For Barber, the response is straightforward. "To me, it's all about education and ensuring that brokers are fully conversant to the circumstances at which they can use it to help their clients."

Will consolidation reshape the bridging lender landscape?

Looking ahead to the rest of 2026, Barber is cautiously optimistic but flags concern about competitive dynamics at the risk end of the market. Specialist brokers have reported strong pipelines despite the Q1 figures, pointing to bridging's role as an alternative when mainstream lending cannot deliver the required speed or flexibility.

"I think there's a lot of froth in the market," Barber said. "There's more money than deals in certain places in the country – London certainly. And there are new lenders who are coming to market who are having to differentiate themselves by going up the risk curve, and I think that's quite dangerous."

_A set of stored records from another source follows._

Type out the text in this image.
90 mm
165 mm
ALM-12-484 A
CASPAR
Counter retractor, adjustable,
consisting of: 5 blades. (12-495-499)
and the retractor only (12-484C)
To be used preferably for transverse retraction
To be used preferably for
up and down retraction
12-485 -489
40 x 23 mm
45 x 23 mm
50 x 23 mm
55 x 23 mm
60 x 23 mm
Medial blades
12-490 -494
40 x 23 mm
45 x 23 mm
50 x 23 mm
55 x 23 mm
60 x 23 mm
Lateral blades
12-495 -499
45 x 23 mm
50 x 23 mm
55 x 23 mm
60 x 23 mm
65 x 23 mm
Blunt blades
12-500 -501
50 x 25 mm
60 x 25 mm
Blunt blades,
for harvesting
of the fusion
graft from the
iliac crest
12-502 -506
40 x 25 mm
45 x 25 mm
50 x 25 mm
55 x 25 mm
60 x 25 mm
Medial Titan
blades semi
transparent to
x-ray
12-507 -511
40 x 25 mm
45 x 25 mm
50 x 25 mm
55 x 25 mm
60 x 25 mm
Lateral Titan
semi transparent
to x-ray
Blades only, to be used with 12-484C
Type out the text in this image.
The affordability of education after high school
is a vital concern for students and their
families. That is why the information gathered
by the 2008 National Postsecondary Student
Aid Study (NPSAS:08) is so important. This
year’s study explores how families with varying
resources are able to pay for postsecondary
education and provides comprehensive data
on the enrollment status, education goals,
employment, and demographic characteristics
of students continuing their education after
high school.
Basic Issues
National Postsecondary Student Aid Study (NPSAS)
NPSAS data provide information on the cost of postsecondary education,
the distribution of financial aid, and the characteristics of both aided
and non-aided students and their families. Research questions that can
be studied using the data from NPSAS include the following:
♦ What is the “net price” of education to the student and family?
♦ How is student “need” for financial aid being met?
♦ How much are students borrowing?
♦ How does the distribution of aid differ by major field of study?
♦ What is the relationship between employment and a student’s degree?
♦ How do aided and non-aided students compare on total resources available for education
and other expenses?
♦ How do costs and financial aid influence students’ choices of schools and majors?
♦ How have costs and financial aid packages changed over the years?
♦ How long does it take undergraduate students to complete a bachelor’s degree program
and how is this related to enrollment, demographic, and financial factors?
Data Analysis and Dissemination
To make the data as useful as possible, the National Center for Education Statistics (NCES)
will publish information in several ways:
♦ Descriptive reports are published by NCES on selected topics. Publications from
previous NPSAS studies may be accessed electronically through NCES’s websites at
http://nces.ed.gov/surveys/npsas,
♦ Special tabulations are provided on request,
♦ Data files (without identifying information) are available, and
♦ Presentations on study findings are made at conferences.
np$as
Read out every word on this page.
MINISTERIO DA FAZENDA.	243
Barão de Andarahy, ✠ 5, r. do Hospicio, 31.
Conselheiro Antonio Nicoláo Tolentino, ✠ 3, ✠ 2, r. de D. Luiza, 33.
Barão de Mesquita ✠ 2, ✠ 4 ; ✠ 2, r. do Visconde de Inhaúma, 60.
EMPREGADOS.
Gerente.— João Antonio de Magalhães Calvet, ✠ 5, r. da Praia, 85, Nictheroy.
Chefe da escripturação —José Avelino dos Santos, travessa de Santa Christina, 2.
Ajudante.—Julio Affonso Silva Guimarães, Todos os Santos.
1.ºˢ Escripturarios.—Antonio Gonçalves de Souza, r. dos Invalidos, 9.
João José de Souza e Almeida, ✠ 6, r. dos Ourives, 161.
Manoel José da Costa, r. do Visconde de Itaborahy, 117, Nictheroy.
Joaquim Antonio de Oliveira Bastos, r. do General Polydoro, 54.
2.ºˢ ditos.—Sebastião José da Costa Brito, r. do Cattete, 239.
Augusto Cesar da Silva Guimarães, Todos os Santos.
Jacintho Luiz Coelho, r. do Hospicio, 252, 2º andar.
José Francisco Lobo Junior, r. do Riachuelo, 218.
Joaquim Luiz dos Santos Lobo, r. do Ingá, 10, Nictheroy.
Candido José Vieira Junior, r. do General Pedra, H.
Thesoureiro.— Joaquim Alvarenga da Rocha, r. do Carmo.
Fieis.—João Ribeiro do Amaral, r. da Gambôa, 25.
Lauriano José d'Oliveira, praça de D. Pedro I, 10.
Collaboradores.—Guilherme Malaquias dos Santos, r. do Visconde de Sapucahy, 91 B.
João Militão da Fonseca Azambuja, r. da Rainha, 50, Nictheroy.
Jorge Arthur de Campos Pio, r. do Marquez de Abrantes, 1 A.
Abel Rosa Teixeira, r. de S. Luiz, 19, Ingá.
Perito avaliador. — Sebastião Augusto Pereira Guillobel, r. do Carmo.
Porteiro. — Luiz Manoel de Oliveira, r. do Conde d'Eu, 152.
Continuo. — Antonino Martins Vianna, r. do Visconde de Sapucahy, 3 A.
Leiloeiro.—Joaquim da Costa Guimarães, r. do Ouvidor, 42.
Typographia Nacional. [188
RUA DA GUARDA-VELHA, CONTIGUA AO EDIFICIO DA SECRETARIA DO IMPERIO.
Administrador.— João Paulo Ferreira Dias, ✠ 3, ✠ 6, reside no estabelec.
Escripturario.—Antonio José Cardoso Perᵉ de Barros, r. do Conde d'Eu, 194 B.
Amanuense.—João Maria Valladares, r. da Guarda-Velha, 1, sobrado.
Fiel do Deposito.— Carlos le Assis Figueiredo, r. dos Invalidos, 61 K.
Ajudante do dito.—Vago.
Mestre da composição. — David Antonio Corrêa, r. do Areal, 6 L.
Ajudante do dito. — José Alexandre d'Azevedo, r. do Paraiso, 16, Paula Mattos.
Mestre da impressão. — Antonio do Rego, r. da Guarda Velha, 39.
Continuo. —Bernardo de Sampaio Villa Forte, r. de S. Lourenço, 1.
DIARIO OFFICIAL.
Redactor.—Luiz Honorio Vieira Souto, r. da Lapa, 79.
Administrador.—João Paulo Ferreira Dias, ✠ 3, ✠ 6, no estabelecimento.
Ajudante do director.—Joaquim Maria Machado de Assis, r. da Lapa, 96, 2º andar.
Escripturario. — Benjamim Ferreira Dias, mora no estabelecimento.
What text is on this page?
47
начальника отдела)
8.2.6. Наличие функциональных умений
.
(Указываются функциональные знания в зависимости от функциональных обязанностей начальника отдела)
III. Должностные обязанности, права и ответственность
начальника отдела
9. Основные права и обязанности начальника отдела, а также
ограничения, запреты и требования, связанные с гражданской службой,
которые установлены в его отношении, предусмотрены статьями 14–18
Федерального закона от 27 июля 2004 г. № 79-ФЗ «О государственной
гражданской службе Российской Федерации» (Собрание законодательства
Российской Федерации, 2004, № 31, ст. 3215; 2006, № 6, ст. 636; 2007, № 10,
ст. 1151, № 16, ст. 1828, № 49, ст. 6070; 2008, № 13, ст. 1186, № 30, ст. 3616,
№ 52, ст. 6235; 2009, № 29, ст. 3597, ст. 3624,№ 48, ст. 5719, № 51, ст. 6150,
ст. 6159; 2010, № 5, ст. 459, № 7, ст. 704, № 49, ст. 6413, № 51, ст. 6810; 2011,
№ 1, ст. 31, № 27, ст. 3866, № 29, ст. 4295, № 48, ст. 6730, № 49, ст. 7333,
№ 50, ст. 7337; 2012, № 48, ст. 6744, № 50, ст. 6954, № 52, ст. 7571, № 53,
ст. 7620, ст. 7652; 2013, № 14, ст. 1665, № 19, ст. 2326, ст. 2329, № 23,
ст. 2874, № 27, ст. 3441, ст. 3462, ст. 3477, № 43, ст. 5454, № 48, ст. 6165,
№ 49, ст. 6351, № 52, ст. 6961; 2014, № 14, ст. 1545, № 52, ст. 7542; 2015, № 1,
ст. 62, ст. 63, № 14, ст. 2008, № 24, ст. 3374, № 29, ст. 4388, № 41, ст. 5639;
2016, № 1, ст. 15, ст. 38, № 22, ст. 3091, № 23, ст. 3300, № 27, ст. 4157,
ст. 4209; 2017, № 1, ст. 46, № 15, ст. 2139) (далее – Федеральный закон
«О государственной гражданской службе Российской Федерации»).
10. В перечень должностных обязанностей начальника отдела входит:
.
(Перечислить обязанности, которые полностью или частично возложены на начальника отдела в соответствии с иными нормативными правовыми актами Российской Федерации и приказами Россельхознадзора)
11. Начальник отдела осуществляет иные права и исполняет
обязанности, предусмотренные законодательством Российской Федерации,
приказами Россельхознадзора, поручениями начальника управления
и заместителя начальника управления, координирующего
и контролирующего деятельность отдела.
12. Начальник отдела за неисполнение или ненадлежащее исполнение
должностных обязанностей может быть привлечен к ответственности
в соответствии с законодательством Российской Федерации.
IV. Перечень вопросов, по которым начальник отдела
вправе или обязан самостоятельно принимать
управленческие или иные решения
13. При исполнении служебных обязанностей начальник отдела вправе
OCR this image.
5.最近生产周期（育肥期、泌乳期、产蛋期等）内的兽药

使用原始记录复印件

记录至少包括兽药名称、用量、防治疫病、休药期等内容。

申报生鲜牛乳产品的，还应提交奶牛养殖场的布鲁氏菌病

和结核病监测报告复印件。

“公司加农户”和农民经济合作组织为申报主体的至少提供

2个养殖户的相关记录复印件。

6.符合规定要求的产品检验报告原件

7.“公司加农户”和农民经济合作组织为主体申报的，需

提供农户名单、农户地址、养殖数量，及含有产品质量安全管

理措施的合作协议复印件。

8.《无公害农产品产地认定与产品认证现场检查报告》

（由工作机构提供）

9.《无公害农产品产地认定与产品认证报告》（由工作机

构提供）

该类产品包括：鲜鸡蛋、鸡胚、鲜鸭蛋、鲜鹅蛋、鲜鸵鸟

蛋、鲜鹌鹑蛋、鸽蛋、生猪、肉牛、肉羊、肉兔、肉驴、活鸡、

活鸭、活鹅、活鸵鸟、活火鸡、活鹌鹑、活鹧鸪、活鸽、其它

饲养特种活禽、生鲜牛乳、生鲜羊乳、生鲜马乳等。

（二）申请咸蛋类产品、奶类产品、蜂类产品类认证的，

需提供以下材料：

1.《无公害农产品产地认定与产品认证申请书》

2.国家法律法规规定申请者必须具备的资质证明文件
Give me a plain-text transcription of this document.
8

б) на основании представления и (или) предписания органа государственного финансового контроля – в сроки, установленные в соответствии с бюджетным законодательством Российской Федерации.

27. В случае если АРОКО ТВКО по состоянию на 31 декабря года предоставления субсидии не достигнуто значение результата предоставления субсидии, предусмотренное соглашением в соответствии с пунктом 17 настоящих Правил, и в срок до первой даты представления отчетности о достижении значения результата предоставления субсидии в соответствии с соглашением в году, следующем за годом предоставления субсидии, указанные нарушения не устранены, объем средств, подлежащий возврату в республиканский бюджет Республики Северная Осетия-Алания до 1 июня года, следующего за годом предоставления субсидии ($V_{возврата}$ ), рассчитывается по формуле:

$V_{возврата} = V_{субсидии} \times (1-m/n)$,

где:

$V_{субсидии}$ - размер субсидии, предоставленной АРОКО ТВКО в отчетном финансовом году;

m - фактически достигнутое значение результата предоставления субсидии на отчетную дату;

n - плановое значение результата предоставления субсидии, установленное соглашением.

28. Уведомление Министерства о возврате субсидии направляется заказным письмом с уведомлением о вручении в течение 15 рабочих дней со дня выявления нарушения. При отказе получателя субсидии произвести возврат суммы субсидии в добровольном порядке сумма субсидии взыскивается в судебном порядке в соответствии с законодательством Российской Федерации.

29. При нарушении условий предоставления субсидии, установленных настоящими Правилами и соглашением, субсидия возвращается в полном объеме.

He expects consolidation to follow. "There will be some consolidation in the market because there's just too many lenders at the moment and the market will automatically correct itself."

As a privately funded, principal lender, Bridging Finance Solutions is insulated from some of the volume pressures that affect wholesale-funded competitors. "We are more selective because we tend to be more quality driven than volume driven," Barber said. "I'm not saying either business model is right or wrong, they're just different."

Having navigated four market cycles since founding the business, Barber retains long-term conviction. "Whether you're in a rising market or a falling market, there is always the opportunity for fast entrepreneurial property funding," he said. "It's just used for different things in a rising and falling market."